4-Amino-3-hydrazino-5-mercapto-1,2,4-triazole
- Names: Preferred IUPAC name 4-Amino-5-hydrazinyl-2,4-dihydro-3H-1,2,4-triazole-3-thione

Identifiers
- CAS Number: 1750-12-5;
- 3D model (JSmol): Interactive image;
- ChemSpider: 2006123;
- ECHA InfoCard: 100.015.578
- PubChem CID: 2723946;
- UNII: L49PBF7WZF;
- CompTox Dashboard (EPA): DTXSID1061944 ;

Properties
- Chemical formula: C_{2}H_{6}N_{6}S
- Molar mass: 146.17
- Appearance: white solid
- Density: 1.69 g/cm^{3}
- Melting point: 228 °C (442 °F; 501 K)

= 4-Amino-3-hydrazino-5-mercapto-1,2,4-triazole =

4-Amino-3-hydrazino-5-mercapto-1,2,4-triazole is an organic compound with the formula SC_{2}N_{3}H(NH_{2})(N_{2}H_{3}).
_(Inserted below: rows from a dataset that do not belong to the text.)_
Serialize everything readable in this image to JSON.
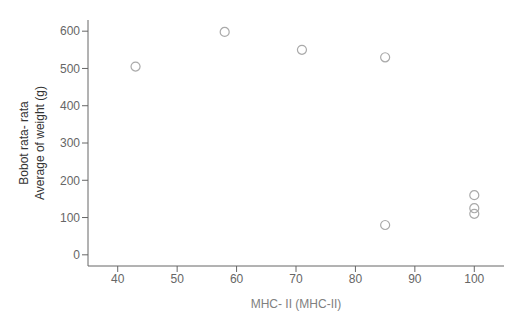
{
  "chart_data": {
    "type": "scatter",
    "x_label": "MHC- II (MHC-II)",
    "y_label": [
      "Bobot rata- rata",
      "Average of weight (g)"
    ],
    "x": [
      43,
      58,
      71,
      85,
      85,
      100,
      100,
      100
    ],
    "y": [
      505,
      598,
      550,
      530,
      80,
      160,
      125,
      110
    ],
    "xlim": [
      35,
      105
    ],
    "ylim": [
      -30,
      630
    ],
    "xticks": [
      40,
      50,
      60,
      70,
      80,
      90,
      100
    ],
    "yticks": [
      0,
      100,
      200,
      300,
      400,
      500,
      600
    ],
    "color": "#aaaaaa",
    "marker": "open_circle",
    "grid": false
  }
}
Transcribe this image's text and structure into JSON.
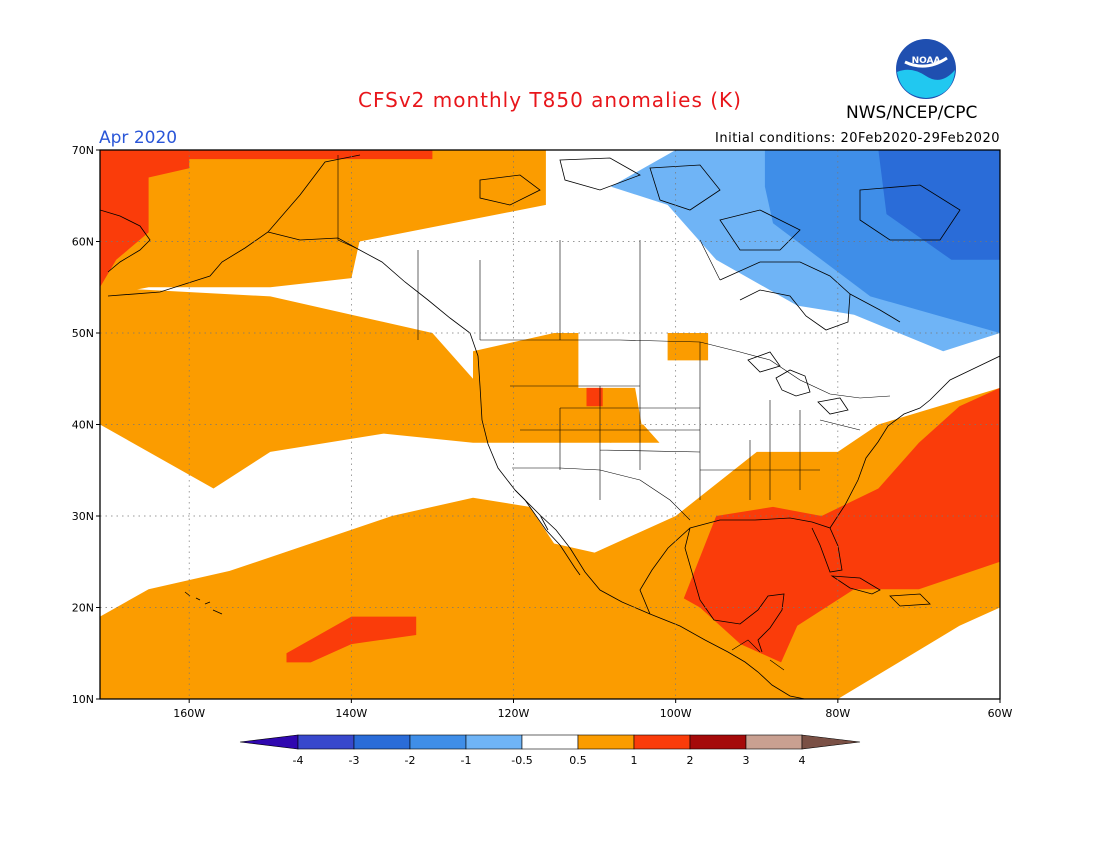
{
  "header": {
    "title": "CFSv2 monthly T850 anomalies (K)",
    "period": "Apr 2020",
    "initial_conditions": "Initial conditions: 20Feb2020-29Feb2020",
    "agency": "NWS/NCEP/CPC",
    "logo_text": "NOAA"
  },
  "colors": {
    "title": "#e8161b",
    "period": "#2a56d8",
    "neutral": "#ffffff",
    "pos_0_5": "#fb9c00",
    "pos_1": "#fa3c0a",
    "pos_2": "#a50a0a",
    "pos_3": "#c9a091",
    "pos_4": "#7a5045",
    "neg_0_5": "#6fb4f6",
    "neg_1": "#3f8ee8",
    "neg_2": "#2a6cd8",
    "neg_3": "#3848cc",
    "neg_4": "#3008b0"
  },
  "map": {
    "projection": "equirectangular",
    "lon_range": [
      -171,
      -60
    ],
    "lat_range": [
      10,
      70
    ],
    "lat_labels": [
      "70N",
      "60N",
      "50N",
      "40N",
      "30N",
      "20N",
      "10N"
    ],
    "lon_labels": [
      "160W",
      "140W",
      "120W",
      "100W",
      "80W",
      "60W"
    ],
    "gridlines": "dotted"
  },
  "anomaly_regions": [
    {
      "name": "alaska-bering-warm",
      "level": "0.5-1",
      "lon_lat": [
        [
          -171,
          70
        ],
        [
          -116,
          70
        ],
        [
          -116,
          64
        ],
        [
          -139,
          60
        ],
        [
          -140,
          56
        ],
        [
          -150,
          55
        ],
        [
          -165,
          55
        ],
        [
          -171,
          54
        ]
      ]
    },
    {
      "name": "chukotka-warm",
      "level": "1-2",
      "lon_lat": [
        [
          -171,
          70
        ],
        [
          -160,
          70
        ],
        [
          -160,
          68
        ],
        [
          -165,
          67
        ],
        [
          -165,
          61
        ],
        [
          -169,
          58
        ],
        [
          -171,
          55
        ]
      ]
    },
    {
      "name": "beaufort-warm",
      "level": "1-2",
      "lon_lat": [
        [
          -161,
          70
        ],
        [
          -130,
          70
        ],
        [
          -130,
          69
        ],
        [
          -161,
          69
        ]
      ]
    },
    {
      "name": "pacific-nw-warm",
      "level": "0.5-1",
      "lon_lat": [
        [
          -171,
          55
        ],
        [
          -150,
          54
        ],
        [
          -140,
          52
        ],
        [
          -130,
          50
        ],
        [
          -125,
          45
        ],
        [
          -114,
          40
        ],
        [
          -104,
          40
        ],
        [
          -102,
          38
        ],
        [
          -125,
          38
        ],
        [
          -136,
          39
        ],
        [
          -150,
          37
        ],
        [
          -157,
          33
        ],
        [
          -159,
          34
        ],
        [
          -171,
          40
        ]
      ]
    },
    {
      "name": "great-plains-warm",
      "level": "0.5-1",
      "lon_lat": [
        [
          -125,
          48
        ],
        [
          -115,
          50
        ],
        [
          -112,
          50
        ],
        [
          -112,
          44
        ],
        [
          -105,
          44
        ],
        [
          -104,
          39
        ],
        [
          -108,
          38
        ],
        [
          -115,
          40
        ],
        [
          -125,
          42
        ]
      ]
    },
    {
      "name": "wyoming-warm",
      "level": "1-2",
      "lon_lat": [
        [
          -111,
          44
        ],
        [
          -109,
          44
        ],
        [
          -109,
          42
        ],
        [
          -111,
          42
        ]
      ]
    },
    {
      "name": "ontario-warm",
      "level": "0.5-1",
      "lon_lat": [
        [
          -101,
          50
        ],
        [
          -96,
          50
        ],
        [
          -96,
          47
        ],
        [
          -101,
          47
        ]
      ]
    },
    {
      "name": "subtropical-pacific-warm",
      "level": "0.5-1",
      "lon_lat": [
        [
          -171,
          19
        ],
        [
          -165,
          22
        ],
        [
          -155,
          24
        ],
        [
          -145,
          27
        ],
        [
          -135,
          30
        ],
        [
          -125,
          32
        ],
        [
          -118,
          31
        ],
        [
          -115,
          27
        ],
        [
          -110,
          26
        ],
        [
          -100,
          30
        ],
        [
          -90,
          37
        ],
        [
          -80,
          37
        ],
        [
          -75,
          40
        ],
        [
          -60,
          44
        ],
        [
          -60,
          20
        ],
        [
          -65,
          18
        ],
        [
          -80,
          10
        ],
        [
          -171,
          10
        ]
      ]
    },
    {
      "name": "tropical-pacific-warm",
      "level": "1-2",
      "lon_lat": [
        [
          -148,
          15
        ],
        [
          -140,
          19
        ],
        [
          -132,
          19
        ],
        [
          -132,
          17
        ],
        [
          -140,
          16
        ],
        [
          -145,
          14
        ],
        [
          -148,
          14
        ]
      ]
    },
    {
      "name": "gulf-of-mexico-warm",
      "level": "1-2",
      "lon_lat": [
        [
          -99,
          21
        ],
        [
          -95,
          30
        ],
        [
          -88,
          31
        ],
        [
          -82,
          30
        ],
        [
          -75,
          33
        ],
        [
          -70,
          38
        ],
        [
          -65,
          42
        ],
        [
          -60,
          44
        ],
        [
          -60,
          25
        ],
        [
          -70,
          22
        ],
        [
          -78,
          22
        ],
        [
          -85,
          18
        ],
        [
          -87,
          14
        ],
        [
          -92,
          16
        ],
        [
          -97,
          20
        ]
      ]
    },
    {
      "name": "hudson-bay-cool",
      "level": "-1--0.5",
      "lon_lat": [
        [
          -100,
          70
        ],
        [
          -60,
          70
        ],
        [
          -60,
          50
        ],
        [
          -67,
          48
        ],
        [
          -78,
          52
        ],
        [
          -85,
          53
        ],
        [
          -95,
          58
        ],
        [
          -101,
          64
        ],
        [
          -108,
          66
        ]
      ]
    },
    {
      "name": "labrador-cool",
      "level": "-2--1",
      "lon_lat": [
        [
          -89,
          70
        ],
        [
          -60,
          70
        ],
        [
          -60,
          50
        ],
        [
          -68,
          52
        ],
        [
          -76,
          54
        ],
        [
          -82,
          58
        ],
        [
          -88,
          62
        ],
        [
          -89,
          66
        ]
      ]
    },
    {
      "name": "baffin-cool",
      "level": "-3--2",
      "lon_lat": [
        [
          -75,
          70
        ],
        [
          -60,
          70
        ],
        [
          -60,
          58
        ],
        [
          -66,
          58
        ],
        [
          -74,
          63
        ]
      ]
    }
  ],
  "colorbar": {
    "labels": [
      "-4",
      "-3",
      "-2",
      "-1",
      "-0.5",
      "0.5",
      "1",
      "2",
      "3",
      "4"
    ],
    "colors": [
      "#3008b0",
      "#3848cc",
      "#2a6cd8",
      "#3f8ee8",
      "#6fb4f6",
      "#ffffff",
      "#fb9c00",
      "#fa3c0a",
      "#a50a0a",
      "#c9a091",
      "#7a5045"
    ]
  }
}
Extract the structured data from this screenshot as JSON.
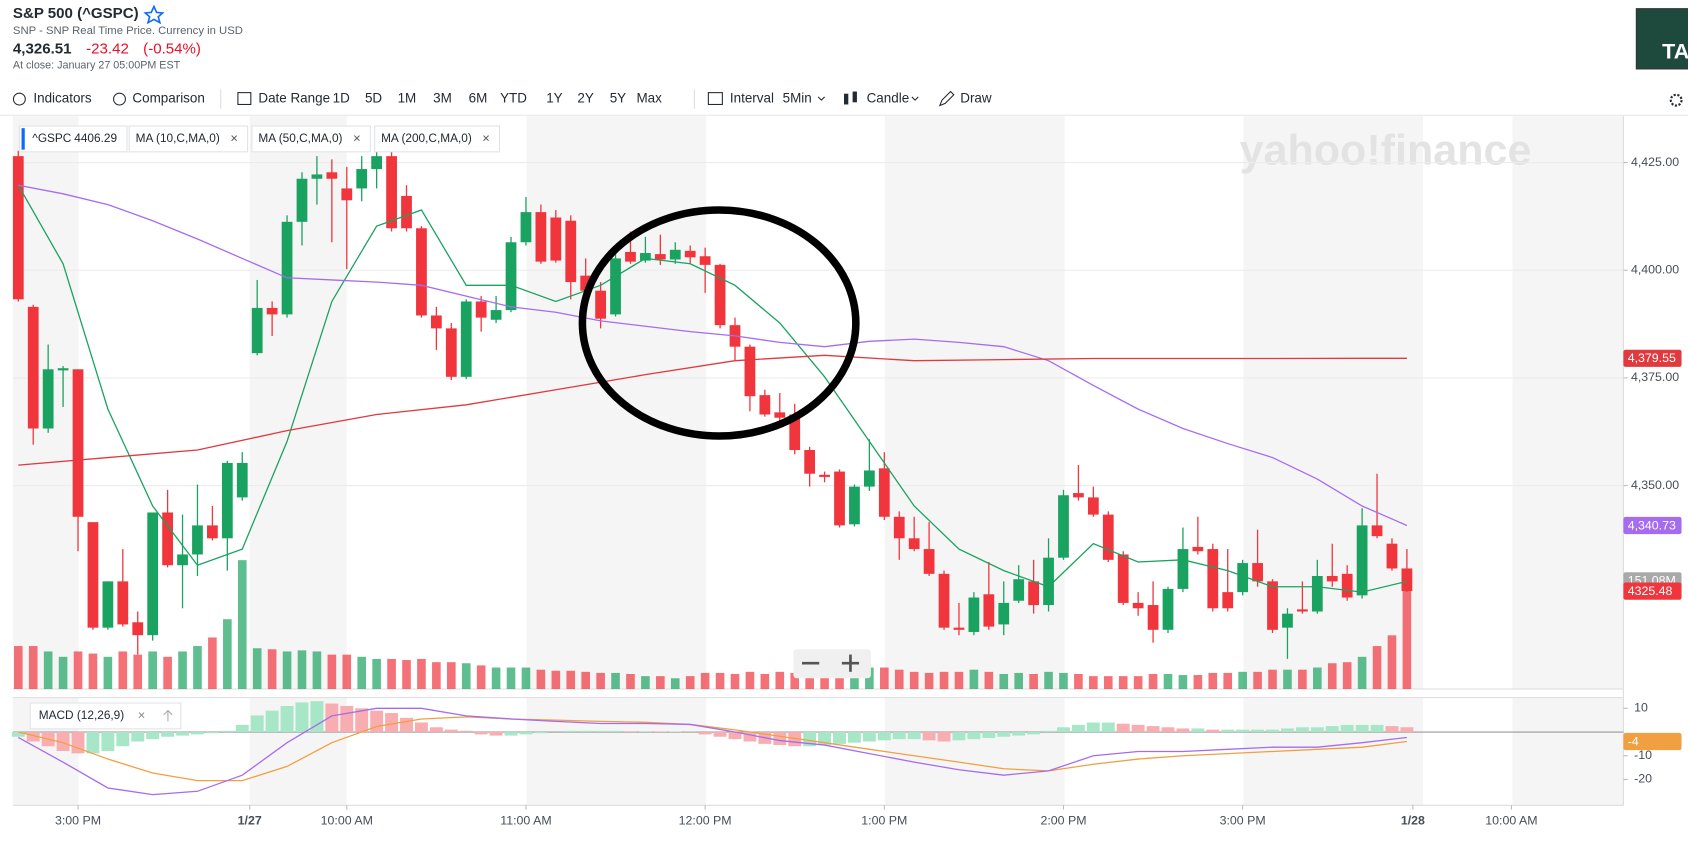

The compound consists of a 1,2,4-triazole heterocycle with three functional groups: amine, thioamide and hydrazyl. X-ray crystallography shows that this molecule is polar but with a C=S double bond. It is prepared by the reaction of hydrazine with thiourea:

2 SC(NH_{2})_{2} + 3 N_{2}H_{4} → SC_{2}N_{3}H(NH_{2})(N_{2}H_{3}) + 4 NH_{3} + H_{2}S

The compound has been used as a reagent for the colorimetric detection of aldehydes.